На Калужской все выбрались из трамвая и некоторое время, пересекая площадь, держались вместе. С академическими, цивилизованными мыслями и заботами на этот день было полностью покончено, — Колина компания, как всегда, начинала игру в жизнь свободную, дикарскую. Коля размечтался вслух о том, как он сейчас дома законно пошамает; сегодня на второе голубцы, любимое его блюдо, с хорошо поперченным фаршем из молотого мяса и риса, в томатном соусе! Придет он домой, сразу запустит магнитофон погромче, чтоб и в столовой было слышно, и слопает столько голубцов, что домработница онемеет. Русый брат, не слушая этих мечтаний вслух, пытался заинтересовать товарищей вчерашней своей ночной удачей: на самых коротких волнах поймал он вчера около часа ночи Монтевидео. И он на ходу, прищелкивая пальцами, гнусавя в нос, покачивая плечами, локтями, бедрами, изобразил то, что слышал вчера: и кастаньеты, и голос, и гитару. А Рыжий в это же самое время пронзительно жаловался на отца, — ни с того ни с сего «отец на дыбки полез», требует, чтоб оба брата отдавали матери свои стипендии на хозяйство, а себе оставляли только на транспортные расходы. «Маком!» — пищал Рыжий брат так громко, что прохожие оглядывались с удивлением.
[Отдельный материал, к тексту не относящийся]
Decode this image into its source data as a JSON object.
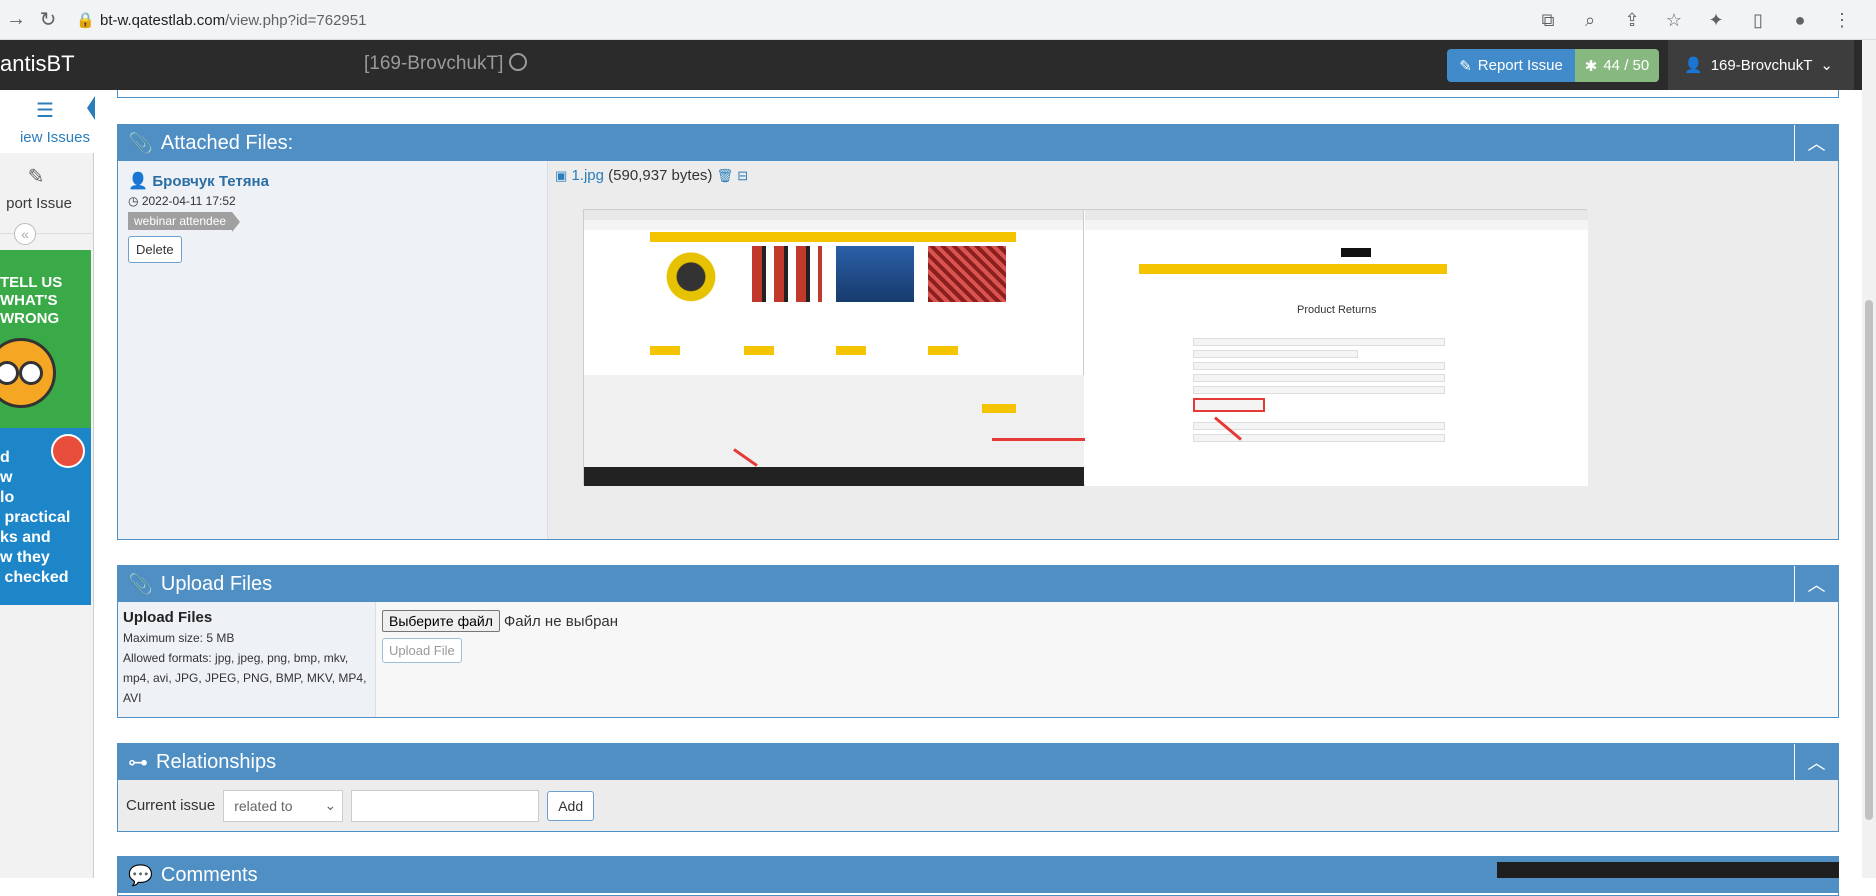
{
  "browser": {
    "url_host": "bt-w.qatestlab.com",
    "url_path": "/view.php?id=762951"
  },
  "navbar": {
    "brand": "antisBT",
    "project": "[169-BrovchukT]",
    "report_issue": "Report Issue",
    "count": "44 / 50",
    "user": "169-BrovchukT"
  },
  "sidebar": {
    "view_issues": "iew Issues",
    "report_issue": "port Issue",
    "ad1_text": "TELL US\nWHAT'S\nWRONG",
    "ad2_text": "d\nw\nlo\n practical\nks and\nw they\n checked"
  },
  "attached": {
    "title": "Attached Files:",
    "author": "Бровчук Тетяна",
    "date": "2022-04-11 17:52",
    "tag": "webinar attendee",
    "delete": "Delete",
    "file_name": "1.jpg",
    "file_size": "(590,937 bytes)",
    "preview_title": "Product Returns"
  },
  "upload": {
    "title": "Upload Files",
    "label": "Upload Files",
    "max_size": "Maximum size: 5 MB",
    "formats": "Allowed formats: jpg, jpeg, png, bmp, mkv, mp4, avi, JPG, JPEG, PNG, BMP, MKV, MP4, AVI",
    "choose_file": "Выберите файл",
    "no_file": "Файл не выбран",
    "upload_btn": "Upload File"
  },
  "relationships": {
    "title": "Relationships",
    "label": "Current issue",
    "select_value": "related to",
    "add": "Add"
  },
  "comments": {
    "title": "Comments"
  },
  "colors": {
    "widget_header": "#4f8fc4",
    "navbar": "#2b2b2b",
    "report_button": "#428bca",
    "count_button": "#87b87f"
  }
}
— Толя, честное слово, я не из любопытства… — Вероника, склонясь к плечу, шептала с ласковым участием. — Правда, я еще никогда тебя таким угрюмым не видела… Да что бы ни было, плюнь, встряхнись!.. Ну!.. Слышишь?
Голова его была опущена, мелькали, перемещались по асфальту туфельки на острых каблучках, такие же, как у той, и так же поблескивали туго натянутые шелковые чулки. А-а-а, все они одним миром мазаны!..
— Ничего особенного! — произнес Толя, отстраняясь от соседки. — Просто избавился сегодня еще от одной дурацкой иллюзии. Понятно?